Equityworld Futures Semarang – Saham-saham emiten tambang emas di Bursa Efek Indonesia (BEI) menguat pada penutupan perdagangan sesi I, Rabu ini (22/7/2020). Saham dengan penguatan harga paling kencang yakni emiten tambang emas PT J Resources Asia Pasifik Tbk (PSAB).

Equityworld Futures Semarang : Emas Mau Tembus Rp 1 Juta/gram, Saham Emiten Emas Meroket !

Data BEI mencatat, saham PSAB meroket 28,96% di level Rp 236/saham dengan nilai transaksi Rp 75,07 miliar dengan volume perdagangan 332,98 juta saham.

Berikutnya saham PT Wilton Makmur Indonesia Tbk (SQMI) atau dulu bernama Renuka Coalindo naik 8,20% di level Rp 198/saham.

Saham tambang emas BUMN, PT Antam Tbk (ANTM) juga menguat tapi tipis 2,19% di level Rp 700/saham. Sementara saham emiten perdagangan emas PT Hartadinata Abadi Tbk (HRTA) stagnan di level Rp 236/saham.

Saham PT Merdeka Copper Gold Tbk (MDKA) milik Grup Saratoga naik tipis 1,86% di posisi Rp 1.640/saham.

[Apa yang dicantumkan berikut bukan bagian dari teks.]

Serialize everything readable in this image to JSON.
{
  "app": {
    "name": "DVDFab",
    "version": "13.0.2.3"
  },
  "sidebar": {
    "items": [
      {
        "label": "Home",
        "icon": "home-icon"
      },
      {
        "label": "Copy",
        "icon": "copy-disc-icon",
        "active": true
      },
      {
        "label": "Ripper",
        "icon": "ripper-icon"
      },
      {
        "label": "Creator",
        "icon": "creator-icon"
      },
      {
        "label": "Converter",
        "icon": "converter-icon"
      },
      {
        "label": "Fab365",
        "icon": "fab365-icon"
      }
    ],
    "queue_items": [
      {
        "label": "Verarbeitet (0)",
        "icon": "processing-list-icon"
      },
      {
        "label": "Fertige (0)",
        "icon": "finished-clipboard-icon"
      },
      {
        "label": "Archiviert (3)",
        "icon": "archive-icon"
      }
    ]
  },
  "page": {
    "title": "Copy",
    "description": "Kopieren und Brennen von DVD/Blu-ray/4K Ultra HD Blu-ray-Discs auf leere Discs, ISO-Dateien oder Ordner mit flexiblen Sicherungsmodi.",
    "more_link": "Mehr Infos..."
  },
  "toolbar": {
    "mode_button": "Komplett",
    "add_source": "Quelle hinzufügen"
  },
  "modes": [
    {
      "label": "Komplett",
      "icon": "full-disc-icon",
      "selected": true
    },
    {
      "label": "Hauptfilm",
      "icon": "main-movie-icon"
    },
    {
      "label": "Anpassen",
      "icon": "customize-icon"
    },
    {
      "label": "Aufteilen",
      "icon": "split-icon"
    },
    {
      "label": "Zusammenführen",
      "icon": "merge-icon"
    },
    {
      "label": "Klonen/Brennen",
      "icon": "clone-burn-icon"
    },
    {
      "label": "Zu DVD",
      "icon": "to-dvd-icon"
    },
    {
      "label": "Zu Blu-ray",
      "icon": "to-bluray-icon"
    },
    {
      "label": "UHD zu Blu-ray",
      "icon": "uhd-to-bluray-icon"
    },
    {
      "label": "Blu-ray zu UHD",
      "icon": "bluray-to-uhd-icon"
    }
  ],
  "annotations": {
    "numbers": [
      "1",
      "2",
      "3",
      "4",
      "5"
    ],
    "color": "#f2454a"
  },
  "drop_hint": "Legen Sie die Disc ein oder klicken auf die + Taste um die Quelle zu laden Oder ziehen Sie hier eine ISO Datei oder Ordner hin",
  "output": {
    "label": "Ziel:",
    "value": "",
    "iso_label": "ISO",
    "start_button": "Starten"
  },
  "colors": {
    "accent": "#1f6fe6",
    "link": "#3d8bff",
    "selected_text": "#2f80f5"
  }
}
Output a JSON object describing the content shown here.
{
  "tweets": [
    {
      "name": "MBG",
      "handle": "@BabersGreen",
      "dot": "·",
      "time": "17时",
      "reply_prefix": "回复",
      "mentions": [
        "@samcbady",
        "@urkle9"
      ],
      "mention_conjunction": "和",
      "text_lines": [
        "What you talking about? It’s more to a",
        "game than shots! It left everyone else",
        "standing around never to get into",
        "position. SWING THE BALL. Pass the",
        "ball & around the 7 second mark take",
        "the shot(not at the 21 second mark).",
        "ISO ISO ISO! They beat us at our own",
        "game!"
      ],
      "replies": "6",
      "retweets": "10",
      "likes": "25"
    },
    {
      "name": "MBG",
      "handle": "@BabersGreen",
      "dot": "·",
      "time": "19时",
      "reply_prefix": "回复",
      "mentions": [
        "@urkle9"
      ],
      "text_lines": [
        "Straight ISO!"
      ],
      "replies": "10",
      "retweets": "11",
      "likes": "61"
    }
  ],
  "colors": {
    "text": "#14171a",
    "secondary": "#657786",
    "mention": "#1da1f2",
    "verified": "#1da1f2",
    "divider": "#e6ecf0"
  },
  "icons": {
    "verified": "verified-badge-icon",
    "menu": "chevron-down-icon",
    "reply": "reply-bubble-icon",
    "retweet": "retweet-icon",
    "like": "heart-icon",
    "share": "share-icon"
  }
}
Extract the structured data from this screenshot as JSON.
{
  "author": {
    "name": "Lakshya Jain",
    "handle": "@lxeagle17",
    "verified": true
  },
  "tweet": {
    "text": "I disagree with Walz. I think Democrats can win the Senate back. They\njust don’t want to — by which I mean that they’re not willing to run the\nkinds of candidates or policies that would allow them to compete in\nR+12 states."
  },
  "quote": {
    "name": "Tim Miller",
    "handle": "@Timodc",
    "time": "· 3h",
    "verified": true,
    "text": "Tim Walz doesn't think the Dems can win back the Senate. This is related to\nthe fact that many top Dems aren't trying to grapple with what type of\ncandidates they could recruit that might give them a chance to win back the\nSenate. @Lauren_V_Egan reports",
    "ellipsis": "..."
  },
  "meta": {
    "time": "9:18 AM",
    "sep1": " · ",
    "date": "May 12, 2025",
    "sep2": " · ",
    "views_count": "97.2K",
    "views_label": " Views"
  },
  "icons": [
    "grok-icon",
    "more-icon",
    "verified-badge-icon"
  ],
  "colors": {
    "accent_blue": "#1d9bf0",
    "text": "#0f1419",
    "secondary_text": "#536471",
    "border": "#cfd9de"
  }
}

Permintaan yang tinggi untuk logam emas menjadi salah satu faktor dalam kinerja saham-saham emas, baik merupakan penambang maupun sebagai trader.

kunjungi
PT. Equityworld Futures | Perusahaan Investasi Berjangka

“Prospek harga emas tetap positif untuk jangka menengah dengan ketidakpastian ekonomi yang tinggi dan pemerintah global dan neraca bank sentral yang meningkat secara besar-besaran.” kata Tai Wong, kepala perdagangan derivatif logam dasar dan logam mulia di BMO. Penguatan harga emas dunia dipicu oleh masifnya aksi jual di pasar saham global di tengah kekhawatiran hantaman ekonomi akibat pandemi virus corona.

Pada perdagangan Rabu ini, harga emas dunia tembus rekor tertingginya lagi. Senada dengan survei yang dilakukan terhadap pelaku pasar pekan lalu yang bullish terhadap emas, kini logam mulia tersebut bergerak semakin dekat ke US$ 1.900/troy ons.

Pada 09.25 WIB, Rabu ini (22/7) harga emas dunia di pasar spot naik 0,86% ke US$ 1.857/troy ons. Semalam harga emas melesat 1,5% ke US$ 1.842/troy ons. Kini harga emas sedang berada di level tertingginya dalam 9 tahun.

Kenaikan harga emas yang signifikan didorong oleh aksi jual dolar dan ekspektasi akan adanya peningkatan stimulus untuk membantu pemulihan ekonomi yang dilanda pandemi.

“Dolar AS telah turun karena dunia terlihat sedikit lebih baik,” kata Bart Melek, kepala strategi komoditas di TD Securities.